Louise, 26 ans, raconte qu'elle excelle dans la discipline : "En termes de courage, je ne suis pas la championne, aucun amour imaginaire n'a donc été déclaré. En revanche, l'imagination est parfaite pour se raconter tout ce qu'on ferait : on irait là, il serait comme ça, les gens penseraient ça de notre couple". On se fait tous les films du monde et on se les repasse autant que possible, en cherchant des signes partout, jusqu'à interpréter la façon dont il insistera sur un mot plus que l'autre. Pour Louise, il s'agit souvent d'individus qu'elle connaît d'avant, et qui un jour se "révèlent" : "Un regard que je crois percevoir, des mots plus gentils que d'habitude, un geste. A partir de là, il est facile d'interpréter toute attitude comme un signe de réciprocité".
On l'interprète, mais on va aussi plus loin.
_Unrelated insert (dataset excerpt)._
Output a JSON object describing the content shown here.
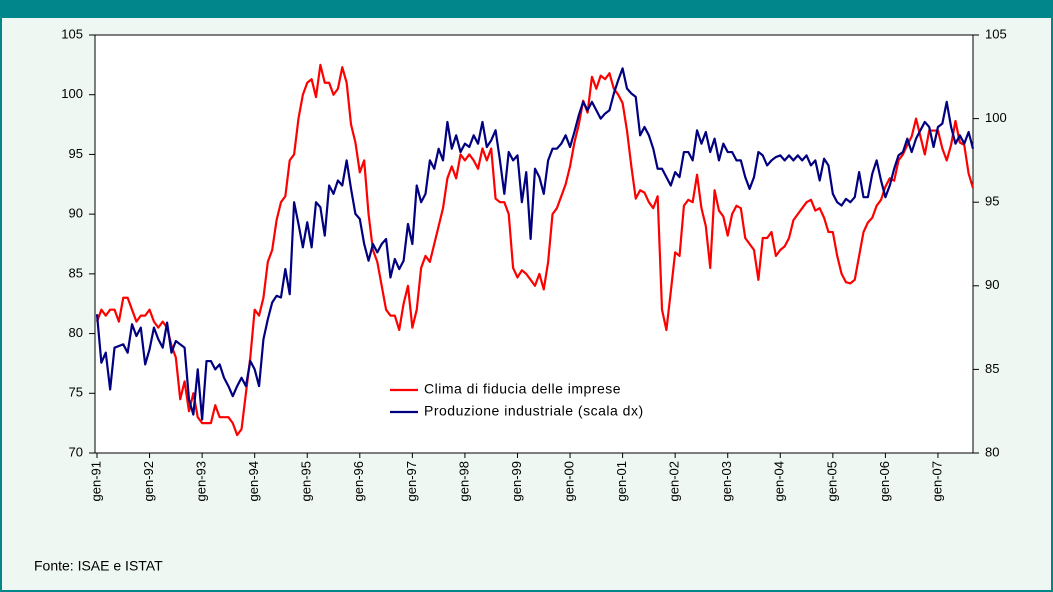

L'amour imaginaire n'excluant pas les rapprochements physiques, ce qui participe au château de cartes que l'on se monte dans la tête et qui finit par s'écrouler par manque de fondations solides. Jeanne, 28 ans, a poussé l'expérience au-delà du fantasme :"Je suis arrivée dans une ville que je ne connaissais pas et où je ne connaissais personne. Je l'ai rencontré lui. Un ami d'ami. A une soirée, on s'est parlé, on s'est bien entendu et ça a dérapé. Ça a duré deux semaines".
Petite précision utile avant d'aller plus loin, quand on parle d'amour imaginaire, il y a plusieurs degrés aux suppositions que l'on fait sur les sentiments de l'autre. Tout ne vient pas forcément de notre esprit. On s'emporte aussi à cause de choses que l'on nous donne en face. Rien de concret, surtout des phrases ambiguës, mais cela suffit à nous visualiser partir en famille en monospace au Cap Ferret, un labrador dans le coffre.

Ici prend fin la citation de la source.